Yerushalmi pressed Diaz on his moral equivalence: “Was the reasonable foreseeability of violence by the radicalized Muslim greater or lesser than the threat that a Jew would take umbrage at this ad and engage in violence?”
Then Diaz admitted: “I would say that reading the first lines, the banner part of the ad, that of course that it would — I would lean towards the radicalized Muslim before someone of the Jewish faith.”
However, he stuck to his ground: “I think they both, whether you read it from both sides, I think they both advocate violence… I think both sides — I think reading this ad from both sides, I think it proposes violence on both sides, yes. It would be tough to say equally.”
He said he was worried about Jews reacting violently to the ad, but if he was really worried about Jews acting out, how could he have allowed any ad critical of Islam, given how some Muslims react violently to the slightest thing they consider offensive?
Yerushalmi then asked him,
“So, based upon that testimony and your declaration, I understand that part of your assessment is to examine the risk that individuals will be angered by an ad, not agree with it, but be angered by it and commit violence, correct?”
Diaz answered: “Part of the assessment, yes. As part of my recommendation to the chairman I would add something else to it.”
When Yerushalmi asked him what he would add, Diaz made a bombshell admission:
“That this ad and we knew in the future that nobody was ever going to do that — if we could read into the future — but the fact is that
it advocates violence.
If nobody ever committed a violent act as a result of that, I thought that it advocated violence. I still don’t think it is an ad that we should have run.”

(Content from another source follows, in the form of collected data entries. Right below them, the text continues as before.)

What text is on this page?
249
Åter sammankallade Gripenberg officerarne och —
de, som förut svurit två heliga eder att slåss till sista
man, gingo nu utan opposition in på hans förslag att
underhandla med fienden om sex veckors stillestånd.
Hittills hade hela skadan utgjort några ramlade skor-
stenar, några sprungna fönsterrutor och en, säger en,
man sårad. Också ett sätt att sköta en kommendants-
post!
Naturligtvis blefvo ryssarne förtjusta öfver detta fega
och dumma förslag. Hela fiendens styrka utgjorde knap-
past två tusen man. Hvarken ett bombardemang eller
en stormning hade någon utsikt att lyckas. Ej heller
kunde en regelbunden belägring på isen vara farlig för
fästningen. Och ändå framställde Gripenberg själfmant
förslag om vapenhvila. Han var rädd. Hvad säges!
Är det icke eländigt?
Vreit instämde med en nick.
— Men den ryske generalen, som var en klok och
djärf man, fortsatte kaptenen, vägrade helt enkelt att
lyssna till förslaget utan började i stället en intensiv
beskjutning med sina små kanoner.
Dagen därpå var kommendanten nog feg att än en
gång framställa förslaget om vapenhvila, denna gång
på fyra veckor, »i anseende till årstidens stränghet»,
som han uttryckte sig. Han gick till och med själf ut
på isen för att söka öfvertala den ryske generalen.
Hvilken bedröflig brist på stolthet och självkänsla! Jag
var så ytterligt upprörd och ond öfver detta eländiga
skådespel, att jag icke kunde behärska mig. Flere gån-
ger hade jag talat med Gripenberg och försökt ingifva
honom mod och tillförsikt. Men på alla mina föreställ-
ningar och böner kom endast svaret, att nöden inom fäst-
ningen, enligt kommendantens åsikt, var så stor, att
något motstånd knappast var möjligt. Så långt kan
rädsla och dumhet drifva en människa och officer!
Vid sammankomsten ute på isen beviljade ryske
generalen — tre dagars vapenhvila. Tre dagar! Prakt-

By this standard, anyone can threaten violence and get a denial of the free speech of anyone he dislikes.
Yerushalmi reminded Diaz about “all the other ads that my clients ran that were critical of Hamas, critical jihad, critical of Palestinians who engage in jihad against Israel and calling them savages.”
He asked: “In your security assessment of the ads that you have described in your declaration, in some detail you indicated that there was no security assessment to be concerned about relative to all of those other ads that criticize Hamas, jihad, Islam, savages, what have you; correct?”
Diaz denied this: “There were concerns — that is not correct. There were concerns but no concern that I thought that there would have been violation of the ad.”
Again Yerushalmi pressed him on his contradictions:
“You mention these angry Jews relative to the Hamas ad because they would think the MTA authority was running a Hamas ad and they would get angry. Did you not think that all these radicalized Muslims, these mujahideen that are out there working in the city, would not see these ads that you approve that criticize Hamas, criticized jihad, call individuals savages?”
Diaz admitted: “I would think there would be concern on that side too, yes” — yet he approved those ads.
Yerushalmi also pointed out: “The disclaimer at the bottom is fairly large print, correct?… It is fairly large, to be visible so that the MTA won’t be blamed in the ad.” In fact, it is fully 25% of the ad space.
Yerushalmi asked him: “The fact that there was no violence when those ads ran did not affect your assessment?”
Diaz answered: “No, it did not.” Incredible.
David Yerushalmi argued brilliantly, asking the court to enjoin the MTA’s speech restriction on First Amendment grounds. And we will win. If we don’t, it isn’t just us who lose — it’s anyone who values the freedom of speech.
What leftists who oppose us don’t get is that our free speech victories are their free speech victories. But today’s “journalists” don’t seem to have any understanding of the value of free speech.